Fleming Rutledge is a preacher and teacher known throughout the US, Canada, and parts of the UK. She is the author of eight books, all from Eerdmans Publishing. Her most recent book, The Crucifixion: Understanding the Death of Jesus Christ, is the product of the work of a lifetime and is being described as a new classic on the subject.
One of the first women to be ordained to the priesthood of the Episcopal Church, she served for fourteen years on the clergy staff at Grace Church on Lower Broadway at Tenth Street, New York City.
Fleming and her husband celebrated their 50th anniversary in 2009 and have two daughters and two grandchildren. She is a native of Franklin, Virginia.
Ruminations: "Moral injury" and St. Paul's anthropology
Friday, April 04, 2014
"Moral injury" and St. Paul's anthropologyAn arresting long interview was held on the Brian Lehrer show on WNYC this morning (for those not in the NYC area, this is by far the most popular, most respected deep-analysis radio broadcast in our region). The interviewee was David Woods, a Pulitzer Prize-winning senior military correspondent for Huffington Post. He has become interested in what has been called "moral injury," which is not the same thing as "post-traumatic stress disorder" (PTSD). It's complicated (you can follow the discussion on Huff Po and Brian's WNYC website) but the jist of it is that moral injury suffered in the theater of war leaves a person with a disabling inability to figure out the lines between right and wrong, particularly in regard to themselves. It's encapsulated in the quotation from a young veteran: "I'm a good person but I've done bad things." People who suffer from this have a great deal of difficulty relocating themselves in relation to their formerly held values.
During the entire discussion all I could think about was Paul's letter to the Roman Christians, chapters 5-8 in particular. A person raised with this biblical understanding of human being would be free (relatively free, anyway, human nature being what it is) from anxiety about being a "good person." "Even our righteous deeds are like filthy rags," says Isaiah (64:6). If we are biblical people, we know ourselves as those who are in bondage to Sin and Death and as incapable of being "good people." In a very important sense, there is no such thing as a "good person." We are all "Adam," as Romans 5 teaches, incapable of pure goodness because of our captivity to the Power of Sin. All of us are a bundle of contradictions ("I do not understand my own actions. The good I would do is not what I do; I do the very thing I hate"-- Romans 7:15).

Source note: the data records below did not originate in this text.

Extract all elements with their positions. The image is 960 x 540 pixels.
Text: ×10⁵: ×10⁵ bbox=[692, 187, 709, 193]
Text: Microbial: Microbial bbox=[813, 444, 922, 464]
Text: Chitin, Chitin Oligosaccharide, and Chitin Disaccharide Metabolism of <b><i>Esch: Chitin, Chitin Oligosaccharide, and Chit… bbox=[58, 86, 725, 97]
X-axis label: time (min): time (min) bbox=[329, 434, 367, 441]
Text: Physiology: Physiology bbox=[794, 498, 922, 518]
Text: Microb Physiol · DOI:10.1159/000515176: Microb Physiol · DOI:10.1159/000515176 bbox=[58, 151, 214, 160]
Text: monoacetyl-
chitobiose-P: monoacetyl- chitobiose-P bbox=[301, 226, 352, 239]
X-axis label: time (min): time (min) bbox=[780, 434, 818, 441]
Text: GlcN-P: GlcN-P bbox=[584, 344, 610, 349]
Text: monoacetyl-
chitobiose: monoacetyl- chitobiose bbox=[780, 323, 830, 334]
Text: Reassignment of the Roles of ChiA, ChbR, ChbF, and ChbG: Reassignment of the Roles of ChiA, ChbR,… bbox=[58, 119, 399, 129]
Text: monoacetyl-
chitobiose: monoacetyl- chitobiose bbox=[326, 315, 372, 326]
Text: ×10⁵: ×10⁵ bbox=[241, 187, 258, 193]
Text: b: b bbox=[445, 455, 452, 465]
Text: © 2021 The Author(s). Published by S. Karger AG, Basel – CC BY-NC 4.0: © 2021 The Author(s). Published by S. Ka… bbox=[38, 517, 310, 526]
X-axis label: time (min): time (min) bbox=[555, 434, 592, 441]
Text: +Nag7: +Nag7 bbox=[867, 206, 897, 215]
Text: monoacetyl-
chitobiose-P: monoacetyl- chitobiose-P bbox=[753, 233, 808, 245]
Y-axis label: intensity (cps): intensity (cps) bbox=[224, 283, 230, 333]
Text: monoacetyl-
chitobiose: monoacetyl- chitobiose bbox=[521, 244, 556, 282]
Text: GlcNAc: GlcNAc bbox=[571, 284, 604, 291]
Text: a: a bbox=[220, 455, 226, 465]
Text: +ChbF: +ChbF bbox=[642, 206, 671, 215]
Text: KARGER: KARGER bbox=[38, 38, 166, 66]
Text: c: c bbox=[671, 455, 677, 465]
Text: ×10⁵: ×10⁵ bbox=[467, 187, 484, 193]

Shall we then cheerfully continue in sin that grace may abound? Absolutely not! (Romans 6:1-2) Through baptism we have died with Christ and become new creatures by his action in us through the Spirit (6:3-23). We are being shaped by Christ and are enabled to participate in his life. That does not mean that we can rest on our laurels, but it does mean that we can trust the Spirit of Christ to be at work "in all our doings begun, continued, and ended in Thee" and quit worrying about how we are performing on a scale of goodness and badness. When we do "bad things," we will agonize about them, as we should, and yet at the same time we are comforted by knowing that the God who raises the dead will make it right not only for ourselves but for those whom we have hurt. Paul calls this making-right "justification," or, better, "rectification."
So is there such a thing as a "bad person"? Maybe. There do seem to have been certain exceptional people in history who do not seem to have been human beings at all, so solely bent on evil they were. Hitler is not the only one; Stalin, Mao, Pol Pot and others come to mind. They seem to have had no conscience at all. But these anomalies we must leave to the judgment of God. The overwhelming majority of so-called "bad people" have human traits like all the rest of us. Even some serial killers can be shown to have human traits (Jeffrey Dahmer is a conspicuous example). The most important thing to understand as a Christian is that we are freed from being tied up in knots worrying about whether we are "good people" or not. God is "already preparing good works for us to walk in" (Ephesians 2:10).
It is a serious problem within the church that so few people have grown up thinking this way, because it is no longer taught as it used to be. Both on the conservative right and the liberal left, there are various tests we administer to one another to see if we measure up, and we are failures even before we begin. The soldier who has lost his moral compass is trying to fit himself into a category of this sort, and he also is doomed to fail in this endeavor. The really good news lifts us clear of all this moral computation. The good news is that "there is no condemnation for those who are in Christ Jesus, for the law of the Spirit of life in Christ Jesus has set me free from the law of Sin and Death" (Romans 8:1-2).